Replies to post #109470 on Biotech Values

[oldberkeley]

OT:

Unlike Lovenox, Copaxone does not have any “junk” that needs to be characterized

Perhaps Marth is the guy who famously told the TSA agent, "Don't touch my junk."

[iwfal]

The FDA’s published guidance for what is required for approval of generic Copaxone will probably end up being taken from MNTA’s application, as was the case with Lovenox.

I don't remember seeing anything from MNTA describing in any particular detail (prior to the FDA responses) what it is that Momenta thought was important in characterizing Lovenox. That was then later parrotted by the FDA in their response to the Sanofi Citizen's Petition. I can think of several places it might have happened (e.g. in some investor conference call slides, a set of technical papers or some discussion about their work on the heparin scare) but haven't found it on their site. Do you have any pointers.

[genisi]

Unlike Lovenox, Copaxone does not have any “junk” that needs to be characterized (#msg-56267201), which makes Copaxone an easier task for MNTA to replicate, all told, than Lovenox was.
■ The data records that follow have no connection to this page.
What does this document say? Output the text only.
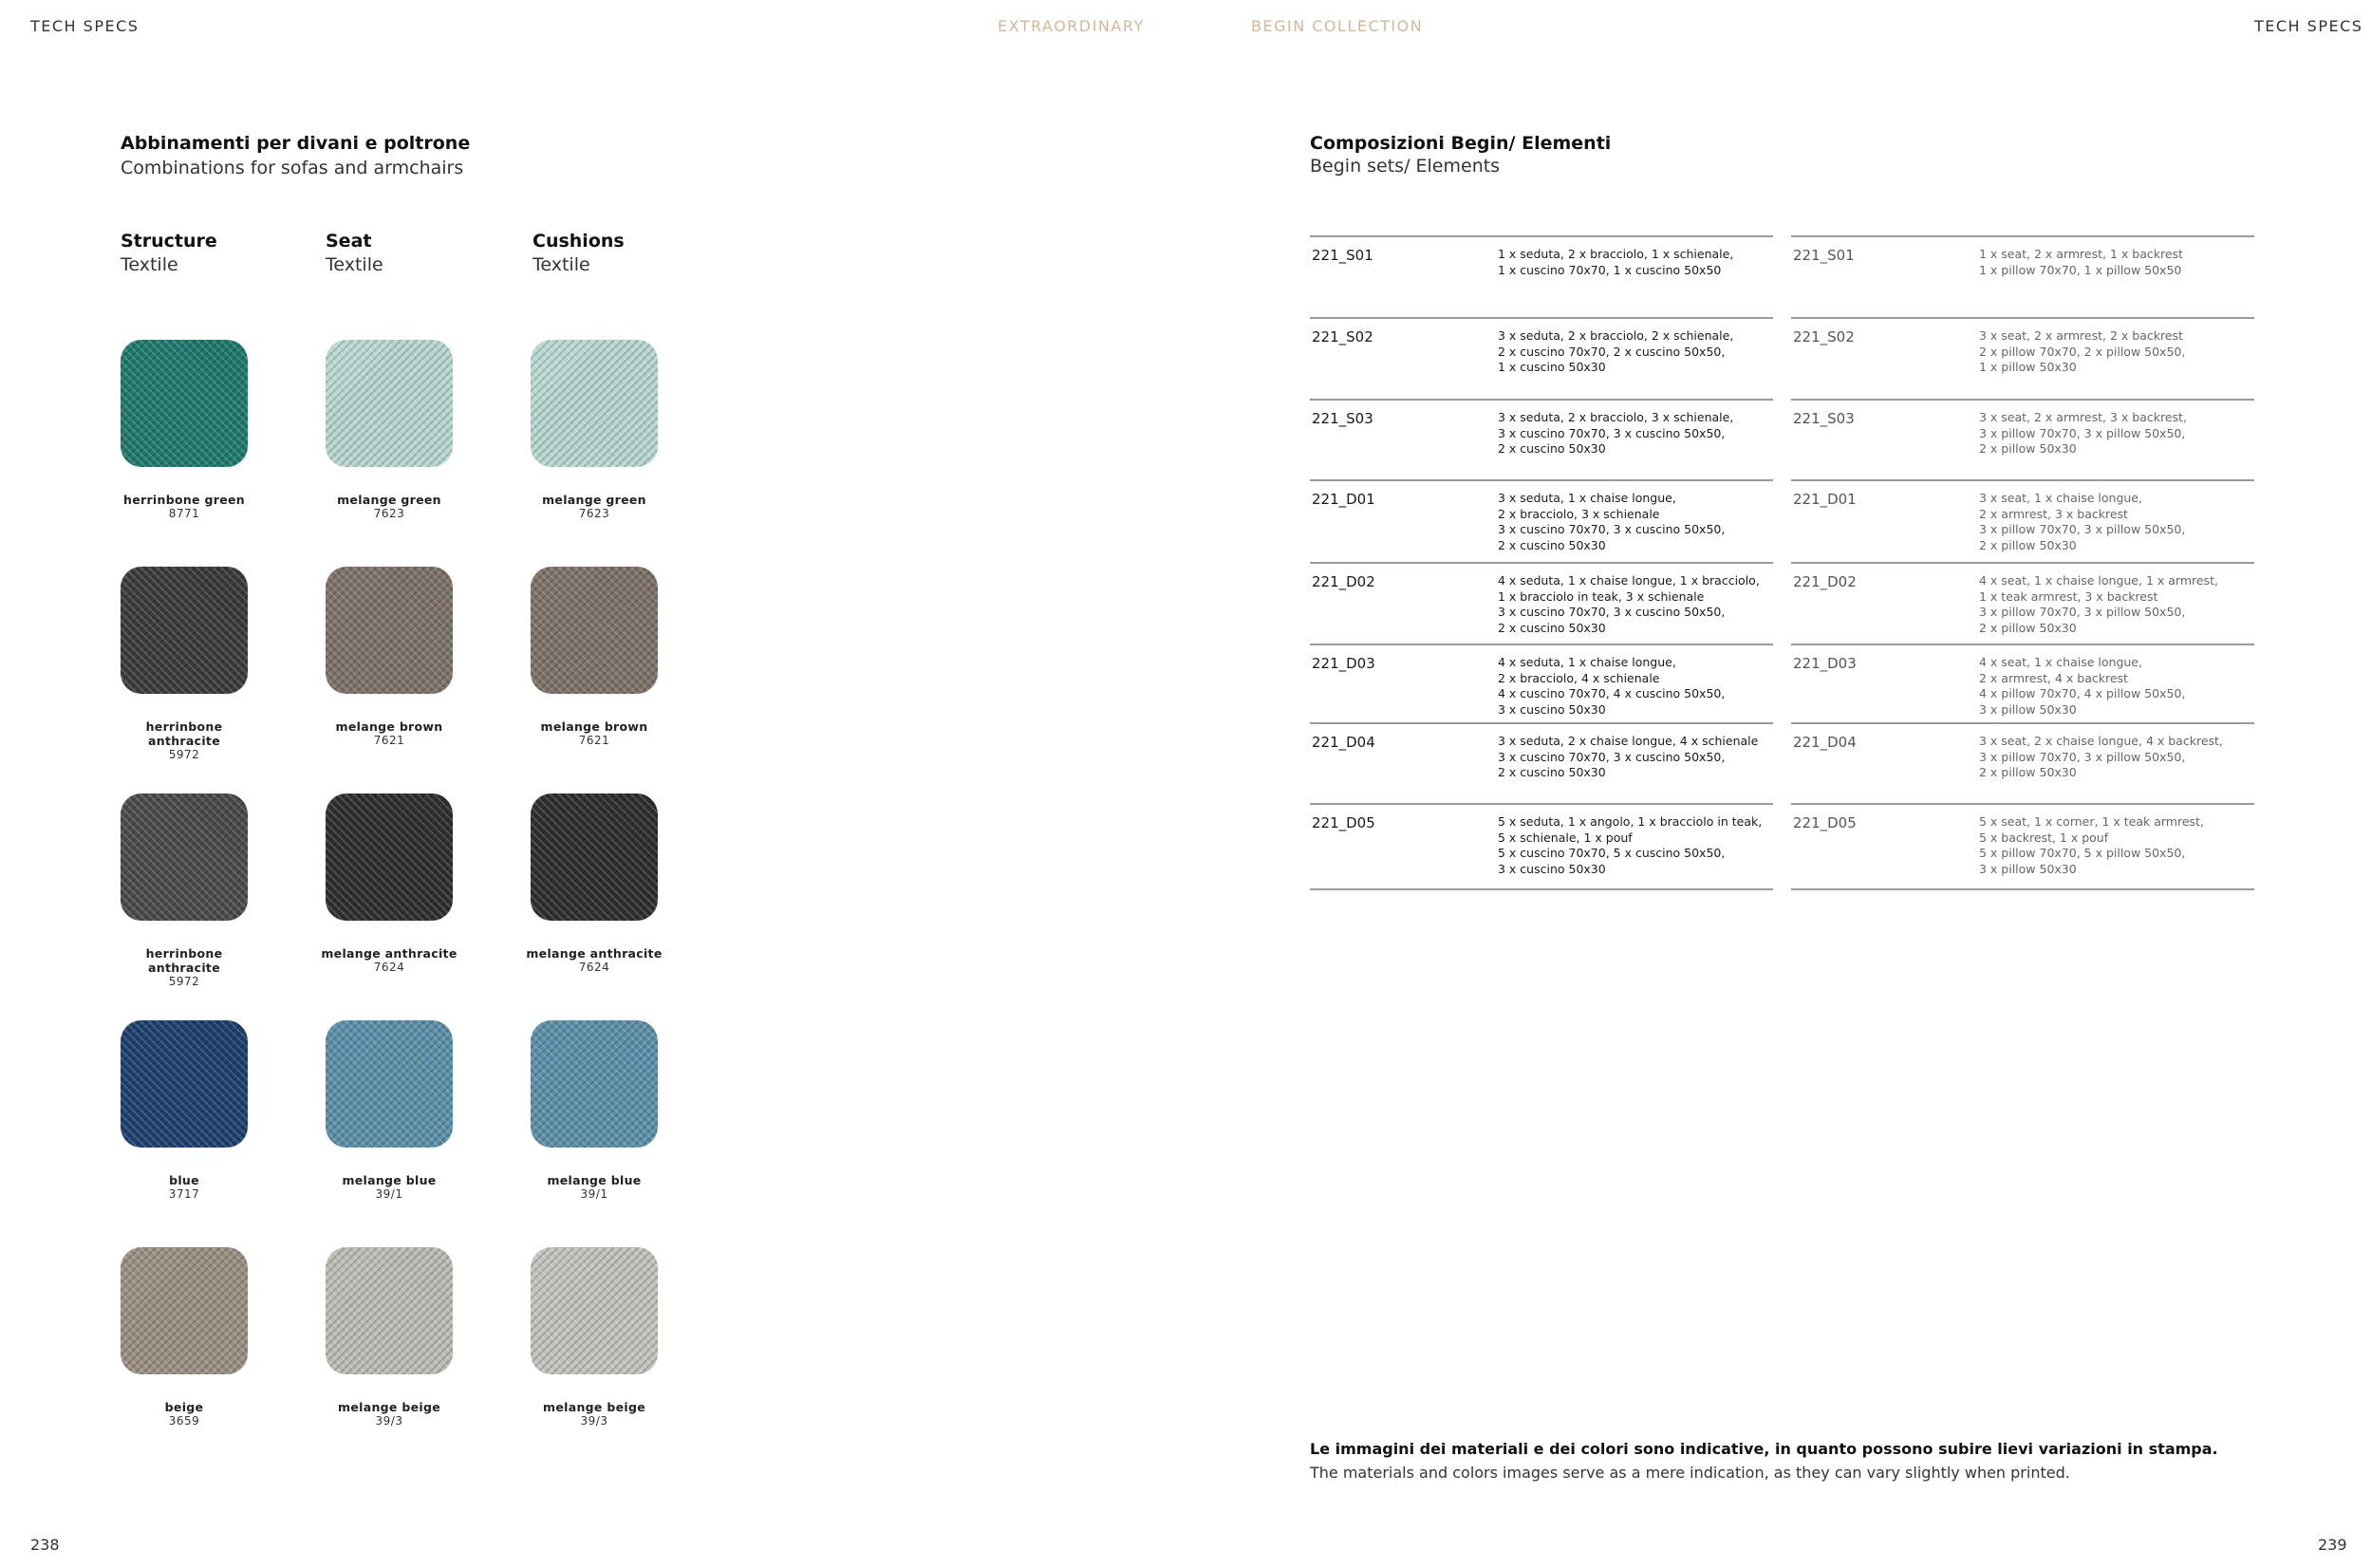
TECH SPECS	EXTRAORDINARY	BEGIN COLLECTION	TECH SPECS
Abbinamenti per divani e poltrone
Combinations for sofas and armchairs
Structure
Textile
Seat
Textile
Cushions
Textile
herrinbone green
8771
herrinbone anthracite
5972
herrinbone anthracite
5972
blue
3717
beige
3659
melange green
7623
melange brown
7621
melange anthracite
7624
melange blue
39/1
melange beige
39/3
melange green
7623
melange brown
7621
melange anthracite
7624
melange blue
39/1
melange beige
39/3
238
Composizioni Begin/ Elementi
Begin sets/ Elements
221_S01	1 x seduta, 2 x bracciolo, 1 x schienale,
1 x cuscino 70x70, 1 x cuscino 50x50
221_S02	3 x seduta, 2 x bracciolo, 2 x schienale,
2 x cuscino 70x70, 2 x cuscino 50x50,
1 x cuscino 50x30
221_S03	3 x seduta, 2 x bracciolo, 3 x schienale,
3 x cuscino 70x70, 3 x cuscino 50x50,
2 x cuscino 50x30
221_D01	3 x seduta, 1 x chaise longue,
2 x bracciolo, 3 x schienale
3 x cuscino 70x70, 3 x cuscino 50x50,
2 x cuscino 50x30
221_D02	4 x seduta, 1 x chaise longue, 1 x bracciolo,
1 x bracciolo in teak, 3 x schienale
3 x cuscino 70x70, 3 x cuscino 50x50,
2 x cuscino 50x30
221_D03	4 x seduta, 1 x chaise longue,
2 x bracciolo, 4 x schienale
4 x cuscino 70x70, 4 x cuscino 50x50,
3 x cuscino 50x30
221_D04	3 x seduta, 2 x chaise longue, 4 x schienale
3 x cuscino 70x70, 3 x cuscino 50x50,
2 x cuscino 50x30
221_D05	5 x seduta, 1 x angolo, 1 x bracciolo in teak,
5 x schienale, 1 x pouf
5 x cuscino 70x70, 5 x cuscino 50x50,
3 x cuscino 50x30
221_S01	1 x seat, 2 x armrest, 1 x backrest
1 x pillow 70x70, 1 x pillow 50x50
221_S02	3 x seat, 2 x armrest, 2 x backrest
2 x pillow 70x70, 2 x pillow 50x50,
1 x pillow 50x30
221_S03	3 x seat, 2 x armrest, 3 x backrest,
3 x pillow 70x70, 3 x pillow 50x50,
2 x pillow 50x30
221_D01	3 x seat, 1 x chaise longue,
2 x armrest, 3 x backrest
3 x pillow 70x70, 3 x pillow 50x50,
2 x pillow 50x30
221_D02	4 x seat, 1 x chaise longue, 1 x armrest,
1 x teak armrest, 3 x backrest
3 x pillow 70x70, 3 x pillow 50x50,
2 x pillow 50x30
221_D03	4 x seat, 1 x chaise longue,
2 x armrest, 4 x backrest
4 x pillow 70x70, 4 x pillow 50x50,
3 x pillow 50x30
221_D04	3 x seat, 2 x chaise longue, 4 x backrest,
3 x pillow 70x70, 3 x pillow 50x50,
2 x pillow 50x30
221_D05	5 x seat, 1 x corner, 1 x teak armrest,
5 x backrest, 1 x pouf
5 x pillow 70x70, 5 x pillow 50x50,
3 x pillow 50x30
Le immagini dei materiali e dei colori sono indicative, in quanto possono subire lievi variazioni in stampa.
The materials and colors images serve as a mere indication, as they can vary slightly when printed.
239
In general, polysaccharides are a lot more complex than polypeptides, but this is like stating that women are more complex than men :-)
Without going into analysis (physicochemical properties, structural signatures, polymerization/depolymerization chemistry etc), and reverse engineering of complex mixture of polysaccharides vs. complex mixture of polypeptides, two points on the "junk" issue you raised: first MNTA needs to identify and characterize every element and residue in the mixture (Lovenox or Copaxone), no matter if you call it amino acid, sugar, junk, or idit. Second, no one knows for sure that Copaxone does not have any “junk”. Being a synthetic mixture does make typical biological contaminants unlikely for example, but it does not guarantee lack of "junk". I don't think that even Prof Arnon and Prof Sela can tell which elements are clinically relevant and which (if any) are "junk" in the mixture.